Forcing Pharmacists to do their Jobs:
Should pharmacists be allowed to refuse to dispense emergency contraception? If so, why stop there — why not let them refuse to dispense any medication they object to, for whatever reason? Because this would make a mockery of being a pharmacist in the first place. If a person is unwilling to unable to dispense safe, effective medications that are accepted treatments according to current medical standards, then they should not be pharmacists in the first place.
Christian Right and Assaults on Reproductive Choices:
Many imagine that the Christian Right is only focused on abortion, but in fact they are opposed to the entire gamut of reproductive choices people enjoy today. Contraceptives, not just emergency contraception, are on their hit list. If pharmacists can deny patients access to legal, valid medications prescribed by their physicians, what will prevent them from being forced through community, social, and political pressure to refuse to provide the medications — even if they would like to?
Many pharmacies around the nation won’t even carry emergency contraceptives because they don’t want to deal with the controversy — right-wing religious groups have made contraception such a controversial issue that rape victims are being prevented from obtaining basic medical treatment. When asked, pharmacies typically say that there isn’t enough demand, but Planned Parenthood reports a dramatic upswing in demand for it. Women’s reproductive choices are being undermined by religious extremists.
Democracy, Conscientious Objection, and Social Consequences:
If a person’s religious objections to contraception are so great that they sincerely believe that dispensing it amounts to being complicit in an evil act, a sin against God, then they shouldn’t be forced to dispense it — and, by the same token, they shouldn’t be pharmacists, either. If a person has strong and sincere objections to performing a basic, routine aspect of their job, then they shouldn’t be in that job and they certainly shouldn’t demand that the world revolve around them by adjusting the parameters of the job just to suit them.
This is a fundamentally undemocratic demand. In a democracy, everyone is equally free and everyone has an equal say in the community’s public policies. What the pharmacists and their allies are demanding, however, is veto power over others’ liberty and over the implementation of public policy. They are standing in the doorway and preventing women from taking a legal action because their position is too much of a minority to achieve the same goals through the democratic process.
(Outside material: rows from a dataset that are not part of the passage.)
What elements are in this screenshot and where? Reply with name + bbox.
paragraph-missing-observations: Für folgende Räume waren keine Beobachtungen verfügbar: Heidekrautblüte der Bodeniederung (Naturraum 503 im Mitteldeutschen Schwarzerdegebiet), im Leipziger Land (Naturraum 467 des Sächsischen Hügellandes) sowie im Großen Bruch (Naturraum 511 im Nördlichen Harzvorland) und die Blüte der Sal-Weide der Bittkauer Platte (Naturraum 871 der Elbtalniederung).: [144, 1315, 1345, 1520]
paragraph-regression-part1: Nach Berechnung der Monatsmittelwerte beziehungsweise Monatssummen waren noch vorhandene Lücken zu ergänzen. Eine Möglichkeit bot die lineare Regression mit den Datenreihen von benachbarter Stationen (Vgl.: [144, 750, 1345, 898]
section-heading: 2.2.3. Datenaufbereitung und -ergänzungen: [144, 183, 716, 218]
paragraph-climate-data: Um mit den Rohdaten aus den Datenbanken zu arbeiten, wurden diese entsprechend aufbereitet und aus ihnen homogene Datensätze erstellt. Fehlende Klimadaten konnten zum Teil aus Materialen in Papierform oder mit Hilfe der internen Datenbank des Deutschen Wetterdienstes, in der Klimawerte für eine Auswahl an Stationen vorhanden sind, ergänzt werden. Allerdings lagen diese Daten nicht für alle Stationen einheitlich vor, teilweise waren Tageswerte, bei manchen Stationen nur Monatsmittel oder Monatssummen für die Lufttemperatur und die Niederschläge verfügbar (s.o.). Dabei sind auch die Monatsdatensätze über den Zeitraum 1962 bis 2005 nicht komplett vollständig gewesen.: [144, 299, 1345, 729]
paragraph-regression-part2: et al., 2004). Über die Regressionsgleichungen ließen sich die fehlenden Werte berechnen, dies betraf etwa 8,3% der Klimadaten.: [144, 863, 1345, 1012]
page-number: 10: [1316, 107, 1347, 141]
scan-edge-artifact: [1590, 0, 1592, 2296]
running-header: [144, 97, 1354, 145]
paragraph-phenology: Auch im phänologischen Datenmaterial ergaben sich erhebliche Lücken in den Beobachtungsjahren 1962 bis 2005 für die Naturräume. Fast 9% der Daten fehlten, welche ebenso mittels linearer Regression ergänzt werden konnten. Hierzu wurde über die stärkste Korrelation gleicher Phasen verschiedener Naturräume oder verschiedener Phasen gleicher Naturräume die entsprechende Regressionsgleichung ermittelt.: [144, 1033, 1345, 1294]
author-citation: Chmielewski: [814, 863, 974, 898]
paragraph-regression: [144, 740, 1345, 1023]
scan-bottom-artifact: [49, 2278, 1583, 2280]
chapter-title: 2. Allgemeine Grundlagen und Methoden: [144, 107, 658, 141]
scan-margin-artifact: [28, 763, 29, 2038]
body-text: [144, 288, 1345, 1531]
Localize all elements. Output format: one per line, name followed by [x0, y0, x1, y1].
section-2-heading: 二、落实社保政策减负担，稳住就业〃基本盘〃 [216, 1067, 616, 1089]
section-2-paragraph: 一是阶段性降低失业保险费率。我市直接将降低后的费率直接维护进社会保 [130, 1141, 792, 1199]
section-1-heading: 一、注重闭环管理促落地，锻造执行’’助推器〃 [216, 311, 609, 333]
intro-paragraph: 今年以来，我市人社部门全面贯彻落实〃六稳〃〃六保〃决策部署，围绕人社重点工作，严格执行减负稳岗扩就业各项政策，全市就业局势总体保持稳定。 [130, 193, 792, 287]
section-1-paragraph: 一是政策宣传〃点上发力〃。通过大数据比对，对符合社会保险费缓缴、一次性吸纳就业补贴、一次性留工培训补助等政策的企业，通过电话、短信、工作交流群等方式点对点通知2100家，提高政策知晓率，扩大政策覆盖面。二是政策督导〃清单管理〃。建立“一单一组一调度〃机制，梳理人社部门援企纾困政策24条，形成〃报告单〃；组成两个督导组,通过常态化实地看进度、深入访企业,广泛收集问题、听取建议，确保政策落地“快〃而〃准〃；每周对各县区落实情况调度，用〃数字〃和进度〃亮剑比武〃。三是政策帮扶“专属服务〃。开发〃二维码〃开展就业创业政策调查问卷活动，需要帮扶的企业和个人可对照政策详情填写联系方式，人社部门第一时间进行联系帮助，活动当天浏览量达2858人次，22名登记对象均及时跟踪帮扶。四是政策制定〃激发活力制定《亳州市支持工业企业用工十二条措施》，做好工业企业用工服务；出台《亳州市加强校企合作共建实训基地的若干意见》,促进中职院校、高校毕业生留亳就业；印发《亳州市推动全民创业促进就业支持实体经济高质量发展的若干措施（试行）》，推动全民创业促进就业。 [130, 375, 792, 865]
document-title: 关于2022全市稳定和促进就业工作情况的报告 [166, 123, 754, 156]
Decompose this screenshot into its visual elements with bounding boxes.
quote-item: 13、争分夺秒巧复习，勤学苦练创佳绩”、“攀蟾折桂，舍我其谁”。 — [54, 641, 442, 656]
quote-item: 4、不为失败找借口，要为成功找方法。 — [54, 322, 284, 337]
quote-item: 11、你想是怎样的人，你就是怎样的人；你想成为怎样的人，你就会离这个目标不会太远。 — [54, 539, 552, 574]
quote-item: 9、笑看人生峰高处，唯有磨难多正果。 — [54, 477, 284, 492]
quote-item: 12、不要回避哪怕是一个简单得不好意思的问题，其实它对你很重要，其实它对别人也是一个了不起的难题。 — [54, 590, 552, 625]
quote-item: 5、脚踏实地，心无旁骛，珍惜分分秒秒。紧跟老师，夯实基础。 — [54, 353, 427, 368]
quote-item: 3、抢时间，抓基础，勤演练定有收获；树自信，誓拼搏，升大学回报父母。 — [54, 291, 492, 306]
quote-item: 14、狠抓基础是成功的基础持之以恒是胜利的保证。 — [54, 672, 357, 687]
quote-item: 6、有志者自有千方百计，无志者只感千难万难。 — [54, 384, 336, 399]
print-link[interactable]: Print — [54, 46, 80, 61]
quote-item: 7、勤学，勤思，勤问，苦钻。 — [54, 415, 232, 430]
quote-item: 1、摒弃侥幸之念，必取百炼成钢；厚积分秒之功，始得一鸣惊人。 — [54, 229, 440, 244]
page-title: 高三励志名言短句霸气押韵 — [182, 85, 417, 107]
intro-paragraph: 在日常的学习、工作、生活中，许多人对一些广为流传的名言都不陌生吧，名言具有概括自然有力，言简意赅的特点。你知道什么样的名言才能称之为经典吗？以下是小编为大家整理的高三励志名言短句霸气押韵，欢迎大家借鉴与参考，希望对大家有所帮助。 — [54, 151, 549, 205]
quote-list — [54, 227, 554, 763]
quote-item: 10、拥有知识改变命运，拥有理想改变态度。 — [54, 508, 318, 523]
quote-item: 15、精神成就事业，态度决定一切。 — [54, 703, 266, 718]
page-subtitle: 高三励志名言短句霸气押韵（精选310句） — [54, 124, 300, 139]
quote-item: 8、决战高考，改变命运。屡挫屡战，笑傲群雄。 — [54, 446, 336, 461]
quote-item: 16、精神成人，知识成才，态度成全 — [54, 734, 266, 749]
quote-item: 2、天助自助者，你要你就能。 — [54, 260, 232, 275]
Ellen Goodman offered this nice summary of what the Christian Right and certain pharmacists are seeking: conscience without consequence. Refusing to do something because your conscience won’t allow it may be laudable in some cases, but it stops being laudable when you refuse to accept the consequences of your refusal. Society cannot function if people are able to ignore whatever rules, regulations, standards, or laws they want on the basis of “conscience” or religious desire.
Where will this process stop? Pharmacists in some places are also refusing to dispense other medication, like psychotropics and even pain relievers. Can bus drivers refuse to stop near fertility clinics? Can regular delivery drivers refuse to deliver things like office supplies to clinics? Individual moral conscience must be protected, but not to the extent that it prevents others in society from being free as well.